We have already used the first two types, but the last two types,

Text @ tsquery is equivalent to to_tsvector (x) @ y.

Text @ text is equivalent to to_tsvector (x) @ plainto_tsquery (y ).(~) Plainto_tsquery will be discussed later...

4. gin:

Gin is an index name, which is used for full-text indexing.

You can create gin indexes to accelerate the retrieval speed. For example

Create index pgweb_idx ON pgweb USING gin (to_tsvector ('inc', body ));

You can create an index in multiple ways. You can create an index or even connect two columns:

Create index pgweb_idx ON pgweb USING gin (to_tsvector ('inc', title | body ));

Ii. Improvement

After learning the basic knowledge, we should get started.
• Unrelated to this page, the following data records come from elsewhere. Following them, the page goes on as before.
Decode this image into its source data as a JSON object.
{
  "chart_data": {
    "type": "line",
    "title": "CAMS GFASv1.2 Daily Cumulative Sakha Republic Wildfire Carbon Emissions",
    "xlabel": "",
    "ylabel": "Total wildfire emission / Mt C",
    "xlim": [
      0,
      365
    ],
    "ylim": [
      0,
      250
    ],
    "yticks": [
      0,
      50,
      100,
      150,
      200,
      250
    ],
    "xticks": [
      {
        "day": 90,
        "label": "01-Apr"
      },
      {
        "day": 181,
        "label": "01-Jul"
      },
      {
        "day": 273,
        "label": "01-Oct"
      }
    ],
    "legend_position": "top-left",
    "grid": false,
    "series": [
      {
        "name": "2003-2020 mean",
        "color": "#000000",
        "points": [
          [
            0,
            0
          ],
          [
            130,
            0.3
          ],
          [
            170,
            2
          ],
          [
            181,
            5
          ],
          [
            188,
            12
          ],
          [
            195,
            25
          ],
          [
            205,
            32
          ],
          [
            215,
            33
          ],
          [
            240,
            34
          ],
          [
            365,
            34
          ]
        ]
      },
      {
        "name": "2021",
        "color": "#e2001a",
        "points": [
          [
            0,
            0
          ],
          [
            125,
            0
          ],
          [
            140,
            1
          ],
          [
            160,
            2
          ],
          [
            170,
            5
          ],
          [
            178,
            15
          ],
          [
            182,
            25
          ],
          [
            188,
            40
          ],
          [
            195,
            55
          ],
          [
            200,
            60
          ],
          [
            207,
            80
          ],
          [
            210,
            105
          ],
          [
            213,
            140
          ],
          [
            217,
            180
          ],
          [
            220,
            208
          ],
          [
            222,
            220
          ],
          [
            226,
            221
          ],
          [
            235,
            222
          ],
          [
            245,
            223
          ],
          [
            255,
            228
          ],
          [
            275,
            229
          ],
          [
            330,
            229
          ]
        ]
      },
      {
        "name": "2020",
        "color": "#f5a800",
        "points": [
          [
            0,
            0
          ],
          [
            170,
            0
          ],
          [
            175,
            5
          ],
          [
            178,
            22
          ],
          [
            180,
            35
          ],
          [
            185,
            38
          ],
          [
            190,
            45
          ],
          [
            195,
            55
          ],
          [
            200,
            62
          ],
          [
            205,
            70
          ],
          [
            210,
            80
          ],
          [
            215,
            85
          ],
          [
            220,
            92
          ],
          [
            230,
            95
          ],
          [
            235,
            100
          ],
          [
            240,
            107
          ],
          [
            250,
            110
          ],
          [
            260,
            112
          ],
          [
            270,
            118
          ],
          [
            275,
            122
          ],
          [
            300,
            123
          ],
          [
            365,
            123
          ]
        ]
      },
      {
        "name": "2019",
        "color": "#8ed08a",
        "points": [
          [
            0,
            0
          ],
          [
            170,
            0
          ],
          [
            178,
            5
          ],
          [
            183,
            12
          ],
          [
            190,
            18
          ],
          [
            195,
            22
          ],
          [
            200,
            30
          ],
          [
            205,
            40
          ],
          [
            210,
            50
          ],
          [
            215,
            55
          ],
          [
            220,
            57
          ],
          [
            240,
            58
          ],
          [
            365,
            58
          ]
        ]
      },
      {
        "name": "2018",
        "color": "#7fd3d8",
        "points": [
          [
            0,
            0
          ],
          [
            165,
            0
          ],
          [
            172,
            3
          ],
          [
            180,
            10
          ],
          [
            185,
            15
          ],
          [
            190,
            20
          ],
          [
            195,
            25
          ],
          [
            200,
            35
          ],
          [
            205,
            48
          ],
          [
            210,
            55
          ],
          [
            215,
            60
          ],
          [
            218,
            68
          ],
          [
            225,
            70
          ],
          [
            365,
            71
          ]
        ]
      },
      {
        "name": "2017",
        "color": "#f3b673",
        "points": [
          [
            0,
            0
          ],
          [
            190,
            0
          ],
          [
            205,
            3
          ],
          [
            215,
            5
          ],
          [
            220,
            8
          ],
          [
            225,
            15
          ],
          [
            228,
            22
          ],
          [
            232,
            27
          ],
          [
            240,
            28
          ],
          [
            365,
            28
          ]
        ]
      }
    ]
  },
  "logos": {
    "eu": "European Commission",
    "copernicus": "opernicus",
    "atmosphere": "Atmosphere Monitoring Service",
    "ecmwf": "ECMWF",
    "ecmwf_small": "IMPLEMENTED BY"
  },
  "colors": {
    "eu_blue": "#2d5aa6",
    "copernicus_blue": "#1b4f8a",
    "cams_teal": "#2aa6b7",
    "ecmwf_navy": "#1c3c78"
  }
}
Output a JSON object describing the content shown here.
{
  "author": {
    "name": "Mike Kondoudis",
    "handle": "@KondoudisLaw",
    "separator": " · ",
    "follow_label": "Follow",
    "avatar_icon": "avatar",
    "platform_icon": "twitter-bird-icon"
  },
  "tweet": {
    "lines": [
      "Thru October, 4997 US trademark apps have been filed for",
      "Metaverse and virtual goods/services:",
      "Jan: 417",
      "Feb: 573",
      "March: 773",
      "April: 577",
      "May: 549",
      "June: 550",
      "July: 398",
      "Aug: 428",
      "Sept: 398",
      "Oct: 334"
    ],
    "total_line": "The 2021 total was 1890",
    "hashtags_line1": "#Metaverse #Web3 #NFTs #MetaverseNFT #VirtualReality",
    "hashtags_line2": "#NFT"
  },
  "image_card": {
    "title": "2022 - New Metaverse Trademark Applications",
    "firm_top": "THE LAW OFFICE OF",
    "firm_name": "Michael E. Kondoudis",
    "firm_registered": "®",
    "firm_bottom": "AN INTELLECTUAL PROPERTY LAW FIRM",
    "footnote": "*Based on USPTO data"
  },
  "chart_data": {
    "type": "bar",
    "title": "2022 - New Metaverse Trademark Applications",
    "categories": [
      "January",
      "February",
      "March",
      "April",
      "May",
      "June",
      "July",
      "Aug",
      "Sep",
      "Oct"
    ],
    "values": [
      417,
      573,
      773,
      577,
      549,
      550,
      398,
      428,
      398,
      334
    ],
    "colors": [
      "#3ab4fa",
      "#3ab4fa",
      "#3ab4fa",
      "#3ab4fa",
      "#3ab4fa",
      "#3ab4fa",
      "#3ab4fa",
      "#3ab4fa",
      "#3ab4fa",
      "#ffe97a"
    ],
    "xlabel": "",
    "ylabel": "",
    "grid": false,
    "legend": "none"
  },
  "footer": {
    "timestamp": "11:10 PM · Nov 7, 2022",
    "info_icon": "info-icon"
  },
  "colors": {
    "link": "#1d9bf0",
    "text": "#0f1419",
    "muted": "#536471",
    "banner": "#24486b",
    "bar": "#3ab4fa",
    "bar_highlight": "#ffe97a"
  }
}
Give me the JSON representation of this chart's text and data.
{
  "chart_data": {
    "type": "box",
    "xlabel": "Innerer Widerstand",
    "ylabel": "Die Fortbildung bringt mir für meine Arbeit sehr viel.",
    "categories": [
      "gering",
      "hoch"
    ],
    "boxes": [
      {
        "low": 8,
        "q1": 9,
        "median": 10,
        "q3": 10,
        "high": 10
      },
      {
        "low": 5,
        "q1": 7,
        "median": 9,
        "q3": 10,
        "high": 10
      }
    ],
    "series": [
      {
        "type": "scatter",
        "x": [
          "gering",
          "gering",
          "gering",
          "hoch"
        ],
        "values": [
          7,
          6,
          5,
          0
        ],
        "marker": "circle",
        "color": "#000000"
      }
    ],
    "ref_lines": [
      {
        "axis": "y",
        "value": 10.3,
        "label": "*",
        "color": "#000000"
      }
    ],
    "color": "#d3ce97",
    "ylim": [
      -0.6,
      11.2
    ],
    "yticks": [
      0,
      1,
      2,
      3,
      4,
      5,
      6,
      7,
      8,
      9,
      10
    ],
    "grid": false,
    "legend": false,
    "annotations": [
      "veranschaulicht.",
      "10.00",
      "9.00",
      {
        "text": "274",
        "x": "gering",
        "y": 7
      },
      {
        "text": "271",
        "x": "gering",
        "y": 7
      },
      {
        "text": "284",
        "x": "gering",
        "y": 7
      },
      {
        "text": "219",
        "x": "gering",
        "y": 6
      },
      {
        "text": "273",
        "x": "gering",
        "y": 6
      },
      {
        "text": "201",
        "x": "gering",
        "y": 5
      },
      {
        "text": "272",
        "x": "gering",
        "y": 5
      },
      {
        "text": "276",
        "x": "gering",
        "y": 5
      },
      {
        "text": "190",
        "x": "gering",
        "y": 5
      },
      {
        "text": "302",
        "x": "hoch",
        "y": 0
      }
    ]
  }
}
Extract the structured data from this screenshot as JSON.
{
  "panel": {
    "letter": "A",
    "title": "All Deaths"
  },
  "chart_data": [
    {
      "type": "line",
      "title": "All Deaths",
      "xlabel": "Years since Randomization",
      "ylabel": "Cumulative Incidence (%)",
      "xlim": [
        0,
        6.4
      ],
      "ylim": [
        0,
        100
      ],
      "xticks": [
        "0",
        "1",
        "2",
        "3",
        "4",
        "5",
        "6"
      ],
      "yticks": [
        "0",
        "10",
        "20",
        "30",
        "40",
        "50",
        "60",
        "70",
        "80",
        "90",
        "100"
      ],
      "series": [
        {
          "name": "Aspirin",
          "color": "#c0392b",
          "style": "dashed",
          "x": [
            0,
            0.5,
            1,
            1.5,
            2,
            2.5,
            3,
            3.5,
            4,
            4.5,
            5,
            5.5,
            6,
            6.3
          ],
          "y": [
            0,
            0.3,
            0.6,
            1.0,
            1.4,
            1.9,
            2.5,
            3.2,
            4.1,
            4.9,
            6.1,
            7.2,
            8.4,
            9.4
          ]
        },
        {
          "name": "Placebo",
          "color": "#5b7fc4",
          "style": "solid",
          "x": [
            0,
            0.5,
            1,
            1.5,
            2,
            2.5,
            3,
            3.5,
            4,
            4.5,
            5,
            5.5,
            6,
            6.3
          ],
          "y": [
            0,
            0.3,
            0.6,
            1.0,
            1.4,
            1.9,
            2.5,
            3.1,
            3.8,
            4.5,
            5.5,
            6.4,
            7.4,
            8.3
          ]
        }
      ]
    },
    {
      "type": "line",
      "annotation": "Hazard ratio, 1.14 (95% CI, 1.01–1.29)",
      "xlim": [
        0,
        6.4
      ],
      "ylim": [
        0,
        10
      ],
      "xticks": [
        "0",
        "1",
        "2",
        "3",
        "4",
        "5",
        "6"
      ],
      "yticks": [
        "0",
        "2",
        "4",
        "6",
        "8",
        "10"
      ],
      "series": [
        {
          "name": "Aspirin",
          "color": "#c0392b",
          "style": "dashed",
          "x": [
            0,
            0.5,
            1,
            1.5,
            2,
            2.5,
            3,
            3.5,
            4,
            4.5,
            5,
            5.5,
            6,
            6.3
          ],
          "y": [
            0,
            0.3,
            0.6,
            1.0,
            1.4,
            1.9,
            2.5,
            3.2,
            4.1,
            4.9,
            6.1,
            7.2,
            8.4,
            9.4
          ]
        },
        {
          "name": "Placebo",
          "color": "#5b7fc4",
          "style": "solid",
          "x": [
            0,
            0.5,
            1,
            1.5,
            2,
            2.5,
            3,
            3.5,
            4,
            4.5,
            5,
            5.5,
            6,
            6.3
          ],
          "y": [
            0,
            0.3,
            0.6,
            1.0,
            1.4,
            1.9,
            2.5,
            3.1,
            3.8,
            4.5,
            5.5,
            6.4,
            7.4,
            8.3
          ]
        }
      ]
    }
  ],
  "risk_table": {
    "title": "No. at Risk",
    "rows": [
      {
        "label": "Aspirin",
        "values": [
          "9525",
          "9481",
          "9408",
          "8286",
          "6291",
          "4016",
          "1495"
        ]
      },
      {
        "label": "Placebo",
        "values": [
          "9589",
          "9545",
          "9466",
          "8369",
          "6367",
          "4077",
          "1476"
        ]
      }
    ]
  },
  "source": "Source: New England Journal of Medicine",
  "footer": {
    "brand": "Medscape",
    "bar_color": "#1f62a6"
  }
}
To achieve full-text search, we need to create a document in the tsvector format and use tsquery to perform user queries, in the query, we return a query result sorted by importance.

First look at a to_tsquery SQL:

SELECT to_tsquery ('English ', 'fat | Rats: AB ');



'Fat' | 'rat ': AB

It can be seen that when the to_tsquery function processes the query text, the logical operators (& (AND), | (OR) and must be used between a single word in the query text! (NOT) join (or use parentheses ).

If you execute the following SQL statement, an error occurs:

SELECT to_tsquery ('English ', 'fat Rats ');

The plainto_tsquery function provides a standard tsquery. In the preceding example, plainto_tsquery automatically adds the logic & operator.

SELECT plainto_tsquery ('English ', 'fat Rats ');



'Fat' & 'rat'

However, the plainto_tsquery function cannot recognize logical operators and weight tags.

SELECT plainto_tsquery ('English ', 'the Fat & Rats: C ');



'Fat' & 'rat '& 'C'

Iii. Final

After reading the above pile, a thousand words are merged into one sentence. This article mainly talks about an SQL statement. After adding the extension described in the first part, the following SQL statement is used, search a sentence from a field and sort it out:

Select * from tabname where to_tsvector ('chinesecfg ', textname) @ plainto_tsquery ('search for Who') order by ts_rank (to_tsvector ('chinesecfg', textname ), plainto_tsquery ('search dos') limit 10;

The previous create table create index will not be written. It is critical to teach people to fish.

Contact Us

The content source of this page is from Internet, which doesn't represent Alibaba Cloud's opinion; products and services mentioned on that page don't have any relationship with Alibaba Cloud. If the content of the page makes you feel confusing, please write us an email, we will handle the problem within 5 days after receiving your email.

If you find any instances of plagiarism from the community, please send an email to: and provide relevant evidence. A staff member will contact you within 5 working days.

A Free Trial That Lets You Build Big!

Start building with 50+ products and up to 12 months usage for Elastic Compute Service

  • Sales Support

    1 on 1 presale consultation

  • After-Sales Support

    24/7 Technical Support 6 Free Tickets per Quarter Faster Response

  • Alibaba Cloud offers highly flexible support services tailored to meet your exact needs.